MDA pulled in all the data sources related to these different pieces and performed analytics to understand where the issues were in the pipelines. It then standardised processes and ensured all the critical pieces came together in the same location, at the same time. The result was not just improved efficiencies and cost savings, but an improved clinical outcome — those patients were receiving their treatment when they were meant to.

This project significantly improved efficiencies for MDA — and provided them a rapid return on their investment in Oracle platforms, which they reinvested into other projects such as precision medicine. So the cost savings derived from the technology are now driving patient outcome improvement, because if you’re doing everything cost-effectively you can offer a greater level of service.
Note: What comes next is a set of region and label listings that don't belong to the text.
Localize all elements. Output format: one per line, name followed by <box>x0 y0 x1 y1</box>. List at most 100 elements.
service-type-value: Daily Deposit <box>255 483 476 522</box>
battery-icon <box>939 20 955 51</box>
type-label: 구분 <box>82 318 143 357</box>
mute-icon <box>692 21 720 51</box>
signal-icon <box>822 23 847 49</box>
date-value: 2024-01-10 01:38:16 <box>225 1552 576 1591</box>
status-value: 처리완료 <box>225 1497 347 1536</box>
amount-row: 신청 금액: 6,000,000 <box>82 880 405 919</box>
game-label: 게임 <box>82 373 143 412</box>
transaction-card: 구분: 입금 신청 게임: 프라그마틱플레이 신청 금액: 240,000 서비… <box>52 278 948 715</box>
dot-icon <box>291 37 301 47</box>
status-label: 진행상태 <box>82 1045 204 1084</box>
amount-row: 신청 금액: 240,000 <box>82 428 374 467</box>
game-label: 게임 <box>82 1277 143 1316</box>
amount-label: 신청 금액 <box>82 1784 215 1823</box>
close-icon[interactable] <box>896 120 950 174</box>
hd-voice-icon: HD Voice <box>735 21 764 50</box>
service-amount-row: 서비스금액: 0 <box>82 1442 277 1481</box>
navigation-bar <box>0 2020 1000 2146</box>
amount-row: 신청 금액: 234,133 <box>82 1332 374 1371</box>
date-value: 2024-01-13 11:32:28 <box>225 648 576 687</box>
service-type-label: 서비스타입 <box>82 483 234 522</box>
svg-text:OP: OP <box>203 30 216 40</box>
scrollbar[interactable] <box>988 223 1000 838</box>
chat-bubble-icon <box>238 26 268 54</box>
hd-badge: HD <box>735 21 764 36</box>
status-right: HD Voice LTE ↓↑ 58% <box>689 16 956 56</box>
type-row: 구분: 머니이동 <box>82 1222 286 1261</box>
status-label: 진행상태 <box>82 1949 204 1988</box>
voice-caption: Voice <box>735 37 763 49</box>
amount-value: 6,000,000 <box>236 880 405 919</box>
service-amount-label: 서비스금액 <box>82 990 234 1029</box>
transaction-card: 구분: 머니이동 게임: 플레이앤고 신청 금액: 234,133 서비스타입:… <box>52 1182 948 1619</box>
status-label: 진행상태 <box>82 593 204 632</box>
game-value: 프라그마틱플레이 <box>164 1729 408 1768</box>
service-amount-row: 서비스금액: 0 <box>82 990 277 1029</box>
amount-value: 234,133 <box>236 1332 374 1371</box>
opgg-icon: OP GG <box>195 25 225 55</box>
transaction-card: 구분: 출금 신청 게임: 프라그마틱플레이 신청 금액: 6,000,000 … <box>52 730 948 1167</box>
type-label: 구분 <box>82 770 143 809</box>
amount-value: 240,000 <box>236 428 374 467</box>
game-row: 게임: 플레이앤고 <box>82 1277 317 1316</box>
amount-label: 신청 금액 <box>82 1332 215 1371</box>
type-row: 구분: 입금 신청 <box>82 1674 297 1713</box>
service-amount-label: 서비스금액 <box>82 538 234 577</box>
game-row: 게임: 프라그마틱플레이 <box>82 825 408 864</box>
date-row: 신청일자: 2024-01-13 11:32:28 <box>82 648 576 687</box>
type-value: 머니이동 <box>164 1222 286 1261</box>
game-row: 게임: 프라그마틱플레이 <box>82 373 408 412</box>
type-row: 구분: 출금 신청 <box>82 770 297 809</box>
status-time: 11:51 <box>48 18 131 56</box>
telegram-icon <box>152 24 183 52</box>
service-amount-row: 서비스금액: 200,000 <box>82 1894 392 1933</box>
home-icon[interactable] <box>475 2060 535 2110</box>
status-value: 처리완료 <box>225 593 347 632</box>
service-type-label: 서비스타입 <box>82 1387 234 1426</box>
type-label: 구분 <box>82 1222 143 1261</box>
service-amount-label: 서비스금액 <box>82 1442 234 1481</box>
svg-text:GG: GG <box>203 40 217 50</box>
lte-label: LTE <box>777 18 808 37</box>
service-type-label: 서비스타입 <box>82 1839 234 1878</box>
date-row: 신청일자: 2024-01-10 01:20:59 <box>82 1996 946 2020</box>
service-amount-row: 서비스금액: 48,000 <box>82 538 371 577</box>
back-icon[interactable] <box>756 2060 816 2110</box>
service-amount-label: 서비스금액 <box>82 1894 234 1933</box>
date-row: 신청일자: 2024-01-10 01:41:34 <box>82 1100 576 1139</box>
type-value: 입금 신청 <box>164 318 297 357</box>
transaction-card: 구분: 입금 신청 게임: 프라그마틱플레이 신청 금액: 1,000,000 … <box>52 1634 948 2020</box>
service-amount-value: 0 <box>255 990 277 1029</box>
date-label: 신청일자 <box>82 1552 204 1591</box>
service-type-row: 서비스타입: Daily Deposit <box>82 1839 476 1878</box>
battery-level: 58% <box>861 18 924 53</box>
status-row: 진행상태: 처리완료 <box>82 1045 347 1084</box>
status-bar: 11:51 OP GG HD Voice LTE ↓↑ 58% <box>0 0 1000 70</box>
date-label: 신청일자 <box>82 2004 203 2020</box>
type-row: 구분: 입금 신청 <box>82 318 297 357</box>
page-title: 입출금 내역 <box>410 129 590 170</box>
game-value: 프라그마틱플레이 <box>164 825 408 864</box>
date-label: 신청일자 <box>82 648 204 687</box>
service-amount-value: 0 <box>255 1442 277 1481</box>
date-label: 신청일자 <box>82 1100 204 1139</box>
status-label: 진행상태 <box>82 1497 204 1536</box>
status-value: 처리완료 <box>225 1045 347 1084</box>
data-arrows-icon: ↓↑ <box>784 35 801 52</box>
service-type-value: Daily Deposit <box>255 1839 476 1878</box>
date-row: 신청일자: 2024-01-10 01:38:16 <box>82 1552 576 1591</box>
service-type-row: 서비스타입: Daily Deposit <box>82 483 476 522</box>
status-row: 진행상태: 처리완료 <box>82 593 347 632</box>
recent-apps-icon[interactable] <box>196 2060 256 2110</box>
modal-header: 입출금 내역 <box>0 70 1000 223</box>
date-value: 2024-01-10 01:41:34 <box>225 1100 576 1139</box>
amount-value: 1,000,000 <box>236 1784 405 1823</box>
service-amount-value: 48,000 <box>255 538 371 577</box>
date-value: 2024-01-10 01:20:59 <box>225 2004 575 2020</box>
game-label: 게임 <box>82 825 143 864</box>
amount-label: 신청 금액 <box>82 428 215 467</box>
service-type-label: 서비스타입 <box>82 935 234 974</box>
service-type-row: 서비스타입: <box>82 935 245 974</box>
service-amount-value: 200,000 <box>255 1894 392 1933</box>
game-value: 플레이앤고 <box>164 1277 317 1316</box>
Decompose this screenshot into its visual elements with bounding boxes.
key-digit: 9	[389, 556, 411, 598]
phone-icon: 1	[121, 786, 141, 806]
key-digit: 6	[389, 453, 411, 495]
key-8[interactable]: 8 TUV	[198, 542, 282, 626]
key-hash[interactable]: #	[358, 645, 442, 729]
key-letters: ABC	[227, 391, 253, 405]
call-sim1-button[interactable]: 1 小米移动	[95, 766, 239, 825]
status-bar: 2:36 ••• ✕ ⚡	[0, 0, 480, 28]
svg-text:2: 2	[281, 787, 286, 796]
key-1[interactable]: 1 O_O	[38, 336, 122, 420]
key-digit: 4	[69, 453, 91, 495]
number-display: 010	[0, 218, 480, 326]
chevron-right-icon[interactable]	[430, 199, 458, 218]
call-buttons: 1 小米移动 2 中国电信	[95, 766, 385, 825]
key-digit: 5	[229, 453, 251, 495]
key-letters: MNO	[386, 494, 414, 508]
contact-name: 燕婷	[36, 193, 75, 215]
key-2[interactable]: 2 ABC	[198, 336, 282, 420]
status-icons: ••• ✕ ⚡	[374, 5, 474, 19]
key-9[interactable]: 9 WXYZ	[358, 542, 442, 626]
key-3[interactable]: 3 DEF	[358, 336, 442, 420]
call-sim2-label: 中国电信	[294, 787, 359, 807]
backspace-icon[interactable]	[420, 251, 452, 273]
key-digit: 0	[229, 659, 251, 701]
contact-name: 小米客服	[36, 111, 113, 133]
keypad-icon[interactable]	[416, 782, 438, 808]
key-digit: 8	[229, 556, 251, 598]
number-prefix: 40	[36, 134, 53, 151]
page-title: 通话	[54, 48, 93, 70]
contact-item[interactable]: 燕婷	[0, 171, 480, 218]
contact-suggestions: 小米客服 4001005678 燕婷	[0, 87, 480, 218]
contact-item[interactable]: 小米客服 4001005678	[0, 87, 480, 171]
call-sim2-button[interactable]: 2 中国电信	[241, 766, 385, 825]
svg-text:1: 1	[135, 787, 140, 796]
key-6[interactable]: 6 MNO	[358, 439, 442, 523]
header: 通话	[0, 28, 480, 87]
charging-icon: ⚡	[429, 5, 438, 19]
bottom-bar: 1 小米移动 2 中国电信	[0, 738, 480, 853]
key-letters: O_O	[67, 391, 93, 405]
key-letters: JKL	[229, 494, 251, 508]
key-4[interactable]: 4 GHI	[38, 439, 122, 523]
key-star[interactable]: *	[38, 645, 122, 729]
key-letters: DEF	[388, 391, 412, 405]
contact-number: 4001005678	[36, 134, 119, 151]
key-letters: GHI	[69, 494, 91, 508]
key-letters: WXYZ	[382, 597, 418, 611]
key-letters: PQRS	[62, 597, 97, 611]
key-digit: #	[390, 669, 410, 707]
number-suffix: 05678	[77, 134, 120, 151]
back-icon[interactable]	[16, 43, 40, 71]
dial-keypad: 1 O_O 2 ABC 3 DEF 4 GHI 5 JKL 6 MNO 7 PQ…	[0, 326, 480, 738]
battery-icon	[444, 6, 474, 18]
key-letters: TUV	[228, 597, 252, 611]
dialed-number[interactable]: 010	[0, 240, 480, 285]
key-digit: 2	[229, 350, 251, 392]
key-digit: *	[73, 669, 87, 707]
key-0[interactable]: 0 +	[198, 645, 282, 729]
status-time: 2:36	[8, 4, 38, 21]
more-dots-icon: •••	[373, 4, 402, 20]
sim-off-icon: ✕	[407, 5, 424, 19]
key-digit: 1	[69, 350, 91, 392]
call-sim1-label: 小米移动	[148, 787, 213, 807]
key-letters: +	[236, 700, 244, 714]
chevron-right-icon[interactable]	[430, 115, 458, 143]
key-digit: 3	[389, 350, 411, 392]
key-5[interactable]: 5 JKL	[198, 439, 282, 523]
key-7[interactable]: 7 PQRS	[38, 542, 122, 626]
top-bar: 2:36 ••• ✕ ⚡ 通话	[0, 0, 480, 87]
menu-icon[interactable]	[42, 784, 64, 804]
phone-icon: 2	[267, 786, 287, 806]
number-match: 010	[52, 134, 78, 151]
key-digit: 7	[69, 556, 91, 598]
Dr Laborde presenting at the Australian Healthcare Week conference in Sydney earlier this year. Image credit: ©Oracle

What’s on the horizon in terms of technology?

Machine learning is a hot topic. Healthcare organisations are treading cautiously, as they should, and essentially moving it into the research space first, finding smart ways to integrate it.

Another big trend is natural language processing. This is already heavily in use in health care. Clinical notes and unstructured text hold a goldmine of data for institutions, both in terms of clinical value and cost value, and having the technology to access that in an automated way is really critical.

The third trend is genomics, seeing diversification of data for clinical use. We’re starting to see full exome and genome sequencing, because it’s cheaper to generate, store and manage, and we know more about it. But we’re also starting to see other genomic types, like sequencing RNA. So clinically, we’re seeing examples where we’re generating more than one genomics type to diagnose a patient.